Traceback (most recent call last):
File "/home/arosen/anaconda3/envs/covalent/lib/python3.9/site-packages/covalent/executor/base.py", line 452, in execute
result = await self.run(function, args, kwargs, task_metadata)
File "/home/arosen/anaconda3/envs/covalent/lib/python3.9/site-packages/covalent_slurm_plugin/slurm.py", line 474, in run
await self._poll_slurm(slurm_job_id, conn)
File "/home/arosen/anaconda3/envs/covalent/lib/python3.9/site-packages/covalent_slurm_plugin/slurm.py", line 333, in _poll_slurm
raise RuntimeError("Job failed with status:\n", status)
RuntimeError: ('Job failed with status:\n', '')

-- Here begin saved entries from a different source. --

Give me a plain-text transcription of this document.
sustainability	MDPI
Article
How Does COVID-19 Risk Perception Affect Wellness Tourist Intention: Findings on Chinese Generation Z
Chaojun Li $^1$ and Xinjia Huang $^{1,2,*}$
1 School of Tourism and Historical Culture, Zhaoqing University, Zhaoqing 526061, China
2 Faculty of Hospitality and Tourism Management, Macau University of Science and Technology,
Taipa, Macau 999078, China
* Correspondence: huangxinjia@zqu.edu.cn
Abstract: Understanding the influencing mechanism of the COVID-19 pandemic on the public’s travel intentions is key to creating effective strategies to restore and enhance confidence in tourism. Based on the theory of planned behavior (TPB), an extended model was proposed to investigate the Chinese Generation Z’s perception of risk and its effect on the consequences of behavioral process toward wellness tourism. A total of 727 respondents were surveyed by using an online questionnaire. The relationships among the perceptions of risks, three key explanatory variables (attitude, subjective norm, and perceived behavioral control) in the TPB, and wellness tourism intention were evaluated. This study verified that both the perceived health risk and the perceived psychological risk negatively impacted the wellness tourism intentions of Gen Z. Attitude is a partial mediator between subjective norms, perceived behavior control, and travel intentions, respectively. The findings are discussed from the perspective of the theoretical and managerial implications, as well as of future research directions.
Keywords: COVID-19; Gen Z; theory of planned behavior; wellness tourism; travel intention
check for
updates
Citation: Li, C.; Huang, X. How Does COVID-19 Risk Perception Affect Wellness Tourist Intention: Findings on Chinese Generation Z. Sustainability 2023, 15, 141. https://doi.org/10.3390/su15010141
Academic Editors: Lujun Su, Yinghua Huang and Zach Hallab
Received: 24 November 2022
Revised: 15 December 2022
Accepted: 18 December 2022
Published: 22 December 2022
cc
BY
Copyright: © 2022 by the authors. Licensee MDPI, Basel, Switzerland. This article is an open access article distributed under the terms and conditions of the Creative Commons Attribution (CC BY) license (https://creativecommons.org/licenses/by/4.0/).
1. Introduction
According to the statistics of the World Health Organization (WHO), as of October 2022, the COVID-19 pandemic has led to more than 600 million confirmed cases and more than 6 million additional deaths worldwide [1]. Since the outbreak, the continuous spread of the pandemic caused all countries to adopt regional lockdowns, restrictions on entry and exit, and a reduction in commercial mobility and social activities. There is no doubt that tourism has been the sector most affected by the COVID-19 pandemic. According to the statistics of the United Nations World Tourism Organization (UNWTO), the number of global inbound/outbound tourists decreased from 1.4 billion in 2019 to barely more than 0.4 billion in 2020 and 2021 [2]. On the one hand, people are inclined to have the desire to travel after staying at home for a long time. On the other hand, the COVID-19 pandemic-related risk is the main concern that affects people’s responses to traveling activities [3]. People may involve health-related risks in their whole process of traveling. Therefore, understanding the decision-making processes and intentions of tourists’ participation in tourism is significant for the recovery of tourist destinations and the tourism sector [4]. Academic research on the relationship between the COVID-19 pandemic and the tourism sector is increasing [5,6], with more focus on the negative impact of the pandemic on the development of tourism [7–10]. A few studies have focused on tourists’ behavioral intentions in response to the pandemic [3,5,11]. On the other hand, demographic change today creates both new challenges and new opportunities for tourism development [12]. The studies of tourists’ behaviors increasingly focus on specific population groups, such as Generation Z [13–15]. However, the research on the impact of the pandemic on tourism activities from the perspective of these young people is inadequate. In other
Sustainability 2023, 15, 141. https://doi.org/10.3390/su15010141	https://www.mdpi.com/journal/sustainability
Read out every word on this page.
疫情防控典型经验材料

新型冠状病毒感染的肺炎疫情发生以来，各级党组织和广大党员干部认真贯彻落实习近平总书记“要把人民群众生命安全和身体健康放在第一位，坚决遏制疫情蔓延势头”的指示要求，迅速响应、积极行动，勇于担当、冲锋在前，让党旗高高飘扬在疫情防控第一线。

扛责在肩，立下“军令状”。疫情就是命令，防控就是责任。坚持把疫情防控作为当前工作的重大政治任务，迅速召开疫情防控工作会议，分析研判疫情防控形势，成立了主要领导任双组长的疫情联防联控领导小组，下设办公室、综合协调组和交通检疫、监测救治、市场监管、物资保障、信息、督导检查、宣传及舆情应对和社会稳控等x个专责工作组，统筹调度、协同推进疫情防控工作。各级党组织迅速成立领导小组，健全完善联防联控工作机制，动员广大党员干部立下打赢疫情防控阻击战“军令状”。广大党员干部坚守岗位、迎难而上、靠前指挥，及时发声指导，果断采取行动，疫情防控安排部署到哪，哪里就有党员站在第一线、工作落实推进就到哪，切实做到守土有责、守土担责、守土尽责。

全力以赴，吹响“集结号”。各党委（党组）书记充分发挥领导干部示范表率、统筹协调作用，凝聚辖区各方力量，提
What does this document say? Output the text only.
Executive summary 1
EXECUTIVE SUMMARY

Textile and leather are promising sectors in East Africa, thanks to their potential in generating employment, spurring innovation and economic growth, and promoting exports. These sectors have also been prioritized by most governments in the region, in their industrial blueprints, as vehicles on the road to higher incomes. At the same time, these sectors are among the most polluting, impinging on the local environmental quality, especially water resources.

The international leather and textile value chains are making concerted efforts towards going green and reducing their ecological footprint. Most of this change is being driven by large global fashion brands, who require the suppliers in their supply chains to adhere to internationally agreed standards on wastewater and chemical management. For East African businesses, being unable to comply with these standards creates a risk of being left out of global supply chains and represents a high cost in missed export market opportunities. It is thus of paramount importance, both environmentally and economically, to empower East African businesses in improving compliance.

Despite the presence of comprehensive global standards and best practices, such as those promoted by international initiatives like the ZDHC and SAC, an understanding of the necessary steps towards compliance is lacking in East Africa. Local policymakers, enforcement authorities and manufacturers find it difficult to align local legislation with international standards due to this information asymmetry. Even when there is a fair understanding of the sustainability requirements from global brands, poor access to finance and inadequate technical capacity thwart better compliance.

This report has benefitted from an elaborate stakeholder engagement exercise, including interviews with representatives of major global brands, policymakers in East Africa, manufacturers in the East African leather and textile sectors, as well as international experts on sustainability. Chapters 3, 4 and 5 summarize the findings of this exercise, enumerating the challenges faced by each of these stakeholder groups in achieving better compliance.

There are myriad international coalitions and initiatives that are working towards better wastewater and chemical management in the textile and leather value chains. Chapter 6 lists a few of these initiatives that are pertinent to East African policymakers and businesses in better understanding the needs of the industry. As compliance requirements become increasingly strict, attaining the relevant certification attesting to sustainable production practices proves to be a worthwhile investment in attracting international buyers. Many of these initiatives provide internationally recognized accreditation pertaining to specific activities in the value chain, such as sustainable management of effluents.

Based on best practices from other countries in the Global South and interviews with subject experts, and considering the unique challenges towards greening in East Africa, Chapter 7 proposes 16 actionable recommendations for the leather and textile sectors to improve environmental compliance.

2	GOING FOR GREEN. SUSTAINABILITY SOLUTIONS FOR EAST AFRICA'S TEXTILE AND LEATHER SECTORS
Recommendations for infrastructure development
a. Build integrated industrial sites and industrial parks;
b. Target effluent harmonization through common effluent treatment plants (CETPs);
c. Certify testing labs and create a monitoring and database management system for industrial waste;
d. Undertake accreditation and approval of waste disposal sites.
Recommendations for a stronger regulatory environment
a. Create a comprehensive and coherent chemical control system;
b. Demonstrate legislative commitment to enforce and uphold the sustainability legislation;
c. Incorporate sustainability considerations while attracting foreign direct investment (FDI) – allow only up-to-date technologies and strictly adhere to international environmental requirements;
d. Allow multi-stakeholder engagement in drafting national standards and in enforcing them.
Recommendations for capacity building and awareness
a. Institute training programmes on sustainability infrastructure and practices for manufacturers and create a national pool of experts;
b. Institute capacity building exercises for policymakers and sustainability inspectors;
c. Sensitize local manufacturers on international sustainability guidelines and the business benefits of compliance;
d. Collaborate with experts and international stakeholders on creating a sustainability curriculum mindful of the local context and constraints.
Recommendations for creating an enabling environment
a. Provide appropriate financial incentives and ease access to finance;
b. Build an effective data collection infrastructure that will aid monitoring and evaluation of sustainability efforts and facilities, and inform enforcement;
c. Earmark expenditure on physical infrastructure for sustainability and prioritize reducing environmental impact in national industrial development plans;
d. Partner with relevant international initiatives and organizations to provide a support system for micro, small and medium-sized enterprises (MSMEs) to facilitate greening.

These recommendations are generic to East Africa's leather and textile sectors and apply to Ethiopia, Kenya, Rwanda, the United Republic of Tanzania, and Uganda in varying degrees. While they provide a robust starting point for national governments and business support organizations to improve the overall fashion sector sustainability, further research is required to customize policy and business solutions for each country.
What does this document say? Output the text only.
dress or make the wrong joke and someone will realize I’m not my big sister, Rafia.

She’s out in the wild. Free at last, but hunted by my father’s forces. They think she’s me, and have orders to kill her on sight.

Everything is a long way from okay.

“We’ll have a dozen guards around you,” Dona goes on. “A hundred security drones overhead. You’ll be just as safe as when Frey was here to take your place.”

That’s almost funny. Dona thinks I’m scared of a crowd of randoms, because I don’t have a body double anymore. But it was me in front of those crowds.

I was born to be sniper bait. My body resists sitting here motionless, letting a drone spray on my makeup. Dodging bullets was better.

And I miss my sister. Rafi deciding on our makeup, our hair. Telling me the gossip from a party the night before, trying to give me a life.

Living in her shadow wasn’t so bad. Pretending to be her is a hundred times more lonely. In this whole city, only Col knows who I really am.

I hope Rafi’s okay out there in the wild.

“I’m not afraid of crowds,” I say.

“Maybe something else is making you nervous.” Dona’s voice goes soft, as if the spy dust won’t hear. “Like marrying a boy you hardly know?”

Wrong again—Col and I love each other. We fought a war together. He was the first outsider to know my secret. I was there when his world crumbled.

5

During handling of the above exception, another exception occurred:

Traceback (most recent call last):
File "/home/arosen/anaconda3/envs/covalent/lib/python3.9/site-packages/covalent_dispatcher/_core/runner.py", line 293, in _run_task
output, stdout, stderr, exception_raised = await executor._execute(
File "/home/arosen/anaconda3/envs/covalent/lib/python3.9/site-packages/covalent/executor/base.py", line 421, in _execute
return await self.execute(
File "/home/arosen/anaconda3/envs/covalent/lib/python3.9/site-packages/covalent/executor/base.py", line 459, in execute
await self.teardown(task_metadata=task_metadata)
File "/home/arosen/anaconda3/envs/covalent/lib/python3.9/site-packages/covalent_slurm_plugin/slurm.py", line 505, in teardown
remote_func_filename=self._remote_func_filename,
AttributeError: 'SlurmExecutor' object has no attribute '_remote_func_filename'

My guess (?) is that self._remote_func_filename is not defined since the RuntimeError was raised.

How can we reproduce the issue?

import covalent as ct
import time

executor = ct.executor.SlurmExecutor(<redacted>)

@ct.lattice
@ct.electron(executor=executor)
def add(val1,val2):
    time.sleep(10000) # make sure the walltime is less than this
    return val1+val2

dispatch_id = ct.dispatch(add)(1,2)
result = ct.get_result(dispatch_id,wait=True)
print(result)

What should happen?

The covalent task should abort gracefully.

Any suggestions?

I think this error happens anytime the job dies unexpectedly (e.g. hits the walltime or otherwise). It doesn't seem to "terminate gracefully."

Addendum

It seems that adding the parsable: "" option fixes the lack of a returned status but otherwise the same issue arises.